Artificial snow is widely used at international skiing competitions, and the 2022 Beijing Winter Olympic Games has designed nine different types of snow to meet the needs of various events. Icy snow, a form of skiing snow, reduces friction on the track surface, and plays an important role in improving athletes’ performances, protecting their bodies and prolonging their sports careers. However, back in 2016, there was no qualified icy snow track in China and many domestic experts had not even heard of the concept.
China started its snow and ice research later than other countries and had little experience holding international snow and ice events, not to mention possessing related, high-end technologies. With international blockades on technologies, China could not even meet the standard parameters for snow tracks. In 2017, a technology research team focused on snow protection for the Beijing Winter Olympic Games was formally established.
From 2019 to 2021, the research team initiated studies on making icy snow, which sounds as simple as combining ice and snow. But with no specific parameters for how thick the snow should be or how often water should be added, the team struggled to find its way.
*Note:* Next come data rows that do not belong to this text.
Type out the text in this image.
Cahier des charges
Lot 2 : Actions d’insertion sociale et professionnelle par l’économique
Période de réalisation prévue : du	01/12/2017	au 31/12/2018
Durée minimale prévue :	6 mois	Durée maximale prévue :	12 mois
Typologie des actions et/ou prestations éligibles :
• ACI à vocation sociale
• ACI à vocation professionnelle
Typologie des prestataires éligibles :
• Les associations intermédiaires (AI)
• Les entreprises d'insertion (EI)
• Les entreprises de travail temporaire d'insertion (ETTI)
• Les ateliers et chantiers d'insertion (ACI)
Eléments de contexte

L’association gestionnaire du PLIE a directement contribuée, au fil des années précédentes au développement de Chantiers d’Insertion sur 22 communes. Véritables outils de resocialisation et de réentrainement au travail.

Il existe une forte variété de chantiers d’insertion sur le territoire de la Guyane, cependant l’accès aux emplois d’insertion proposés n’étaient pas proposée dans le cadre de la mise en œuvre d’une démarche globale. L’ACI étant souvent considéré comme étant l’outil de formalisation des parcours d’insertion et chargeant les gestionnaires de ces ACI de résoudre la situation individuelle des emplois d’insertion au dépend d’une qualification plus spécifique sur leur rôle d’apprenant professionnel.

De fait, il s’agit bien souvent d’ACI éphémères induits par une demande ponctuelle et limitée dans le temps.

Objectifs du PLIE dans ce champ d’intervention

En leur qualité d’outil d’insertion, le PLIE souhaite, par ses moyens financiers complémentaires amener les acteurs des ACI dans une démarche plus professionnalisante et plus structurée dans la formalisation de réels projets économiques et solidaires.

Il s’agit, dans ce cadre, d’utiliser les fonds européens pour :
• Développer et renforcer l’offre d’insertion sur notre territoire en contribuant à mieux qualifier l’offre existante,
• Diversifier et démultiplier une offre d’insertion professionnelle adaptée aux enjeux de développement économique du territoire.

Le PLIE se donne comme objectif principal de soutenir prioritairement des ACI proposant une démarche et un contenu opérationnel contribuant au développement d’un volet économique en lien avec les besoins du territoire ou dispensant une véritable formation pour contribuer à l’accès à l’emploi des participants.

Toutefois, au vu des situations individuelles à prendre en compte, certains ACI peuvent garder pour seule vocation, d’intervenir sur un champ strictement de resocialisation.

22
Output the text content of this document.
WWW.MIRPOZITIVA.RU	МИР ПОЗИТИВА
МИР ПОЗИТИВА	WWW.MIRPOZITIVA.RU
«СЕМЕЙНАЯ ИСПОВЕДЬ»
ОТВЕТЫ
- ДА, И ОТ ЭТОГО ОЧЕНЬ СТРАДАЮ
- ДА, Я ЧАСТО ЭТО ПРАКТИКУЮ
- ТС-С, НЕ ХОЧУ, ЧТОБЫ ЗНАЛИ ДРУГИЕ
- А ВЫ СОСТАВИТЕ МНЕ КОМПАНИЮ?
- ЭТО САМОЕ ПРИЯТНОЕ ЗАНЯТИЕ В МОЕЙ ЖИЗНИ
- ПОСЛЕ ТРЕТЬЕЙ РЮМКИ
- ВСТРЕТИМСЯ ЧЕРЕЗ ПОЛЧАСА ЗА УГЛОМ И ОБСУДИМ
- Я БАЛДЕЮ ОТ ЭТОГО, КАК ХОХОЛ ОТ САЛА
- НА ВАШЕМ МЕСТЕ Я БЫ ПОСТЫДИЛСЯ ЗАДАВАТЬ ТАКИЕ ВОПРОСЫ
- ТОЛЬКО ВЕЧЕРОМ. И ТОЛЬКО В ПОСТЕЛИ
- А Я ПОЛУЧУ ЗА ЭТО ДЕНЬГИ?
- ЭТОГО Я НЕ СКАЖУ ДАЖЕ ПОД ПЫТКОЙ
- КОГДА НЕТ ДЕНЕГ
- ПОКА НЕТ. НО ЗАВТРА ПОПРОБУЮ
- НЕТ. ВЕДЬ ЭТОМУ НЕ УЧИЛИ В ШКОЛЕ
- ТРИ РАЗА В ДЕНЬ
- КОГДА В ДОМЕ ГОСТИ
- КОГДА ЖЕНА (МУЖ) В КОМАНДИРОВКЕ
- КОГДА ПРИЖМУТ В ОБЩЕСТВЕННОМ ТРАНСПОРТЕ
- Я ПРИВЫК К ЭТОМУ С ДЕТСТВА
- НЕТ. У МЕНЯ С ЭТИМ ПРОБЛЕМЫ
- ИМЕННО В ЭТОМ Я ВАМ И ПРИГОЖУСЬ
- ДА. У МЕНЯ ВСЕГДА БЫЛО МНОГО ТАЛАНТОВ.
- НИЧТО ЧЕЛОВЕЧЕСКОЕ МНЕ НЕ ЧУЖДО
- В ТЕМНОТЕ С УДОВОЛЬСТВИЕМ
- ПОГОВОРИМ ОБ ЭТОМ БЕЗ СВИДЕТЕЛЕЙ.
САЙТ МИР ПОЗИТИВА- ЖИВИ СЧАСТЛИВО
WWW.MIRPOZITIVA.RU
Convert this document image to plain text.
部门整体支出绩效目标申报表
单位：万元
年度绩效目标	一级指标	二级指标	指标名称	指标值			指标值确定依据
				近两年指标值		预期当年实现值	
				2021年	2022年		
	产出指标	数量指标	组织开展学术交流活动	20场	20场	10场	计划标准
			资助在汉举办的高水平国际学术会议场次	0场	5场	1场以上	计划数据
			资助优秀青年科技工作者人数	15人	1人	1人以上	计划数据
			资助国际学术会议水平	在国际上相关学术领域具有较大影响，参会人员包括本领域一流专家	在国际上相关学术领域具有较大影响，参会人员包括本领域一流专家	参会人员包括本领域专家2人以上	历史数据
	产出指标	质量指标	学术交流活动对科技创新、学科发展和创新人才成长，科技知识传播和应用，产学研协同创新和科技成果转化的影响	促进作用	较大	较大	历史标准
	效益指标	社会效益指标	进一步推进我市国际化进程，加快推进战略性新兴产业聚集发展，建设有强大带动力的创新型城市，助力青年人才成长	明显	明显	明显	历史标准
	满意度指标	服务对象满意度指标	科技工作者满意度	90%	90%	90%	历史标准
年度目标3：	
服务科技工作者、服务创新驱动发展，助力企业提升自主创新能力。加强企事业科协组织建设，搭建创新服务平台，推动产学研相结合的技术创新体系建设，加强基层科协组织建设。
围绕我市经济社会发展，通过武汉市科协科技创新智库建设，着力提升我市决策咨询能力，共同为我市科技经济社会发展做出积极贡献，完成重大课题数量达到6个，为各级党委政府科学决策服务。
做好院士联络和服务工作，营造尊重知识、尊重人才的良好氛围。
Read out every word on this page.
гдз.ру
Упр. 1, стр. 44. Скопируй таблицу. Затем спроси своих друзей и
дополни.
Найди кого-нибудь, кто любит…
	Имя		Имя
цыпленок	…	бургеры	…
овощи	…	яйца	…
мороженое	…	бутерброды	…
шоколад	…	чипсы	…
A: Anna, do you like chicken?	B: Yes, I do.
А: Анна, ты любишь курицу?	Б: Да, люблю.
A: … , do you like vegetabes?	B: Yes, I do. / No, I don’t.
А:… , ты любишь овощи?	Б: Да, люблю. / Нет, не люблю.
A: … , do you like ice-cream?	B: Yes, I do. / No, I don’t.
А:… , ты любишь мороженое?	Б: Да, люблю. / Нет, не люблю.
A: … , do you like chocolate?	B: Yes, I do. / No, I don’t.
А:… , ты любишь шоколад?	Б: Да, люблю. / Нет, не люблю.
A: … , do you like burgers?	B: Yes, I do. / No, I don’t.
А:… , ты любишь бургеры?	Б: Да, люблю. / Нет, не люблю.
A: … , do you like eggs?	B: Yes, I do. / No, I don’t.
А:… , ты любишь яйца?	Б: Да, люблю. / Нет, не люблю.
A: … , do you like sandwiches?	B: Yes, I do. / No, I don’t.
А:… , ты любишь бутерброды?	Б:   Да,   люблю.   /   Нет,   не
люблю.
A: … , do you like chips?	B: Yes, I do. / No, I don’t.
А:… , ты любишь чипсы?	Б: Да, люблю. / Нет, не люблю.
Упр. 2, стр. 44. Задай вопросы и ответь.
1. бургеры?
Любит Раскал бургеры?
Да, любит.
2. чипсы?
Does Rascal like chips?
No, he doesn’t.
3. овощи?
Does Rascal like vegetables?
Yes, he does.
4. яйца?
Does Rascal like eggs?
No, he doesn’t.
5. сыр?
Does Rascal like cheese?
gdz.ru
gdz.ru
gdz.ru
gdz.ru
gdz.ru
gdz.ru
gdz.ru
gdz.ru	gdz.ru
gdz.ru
The testing area was also very cold, with temperatures as low as minus 20 degrees Celsius. Occasionally, team members had to work in frigid conditions for more than 10 hours at a time.
Their persistence and hard work eventually paid off. The team independently built professional monitoring equipment for the icy snow track, including an icy snow hardness tester and an icy snow particle size tester. They also reduced costs by providing a green and efficient model for ski track construction. The snowmaking, snow preservation, snow storage and other snow services all meet the needs of the 2022 Beijing Winter Olympic Games now.
In addition to the icy snow manufacturing technology, China also achieved technological breakthroughs in other areas for the 2022 Beijing Winter Olympics. The bobsleigh competition is known as “F1 on ice” for its breathtaking speeds and excellent views, but equipment manufacturing has always been a foreign monopoly.
It was not until 2021 that Chinese researchers successfully developed a domestically-built bobsleigh, achieving a breakthrough by delivering two-man and four-man bobsleighs with aerospace technologies. The Water Cube, which used to be the main swimming pool for the 2008 Beijing Olympics has been transformed into the Ice Cube and will host curling events for the 2022 Beijing Winter Olympic and Paralympic Games.
As reported by OpenGov Asia, Chinese researchers have joined forces to prepare venues, gear and athletes’ training facilities for the 2022 Beijing Winter Olympics. In 2018, researchers and students from the wind tunnel lab joined the construction efforts of the Winter Olympic venues. The National Alpine Ski Center, one of Beijing 2022’s most technically challenging venues, was built more than 1,200 meters above sea level on Xiaohaituo Mountain in the Yanqing competition zone.
Chinese researchers from the wind tunnel lab studied the wind field data in the Yanqing competition zone and used tunnel tests to assist in the design of the Olympic venues. The team developed a system combining the terrain, awning and sunshade to reduce the impact of solar radiation. They analysed the sun’s height in spring, autumn and winter, and used computer models to simulate and determine the awning and sunshade coverage on the track.
The first bobsleigh developed in China was exhibited in Shougang Park, the Beijing 2022 Olympic and Paralympic Winter Games headquarters. The Chinese team has been relying on imported sleighs for training and competitions. A research and innovation consortium of 12 industry units was established to make the Chinese bobsleigh from scratch.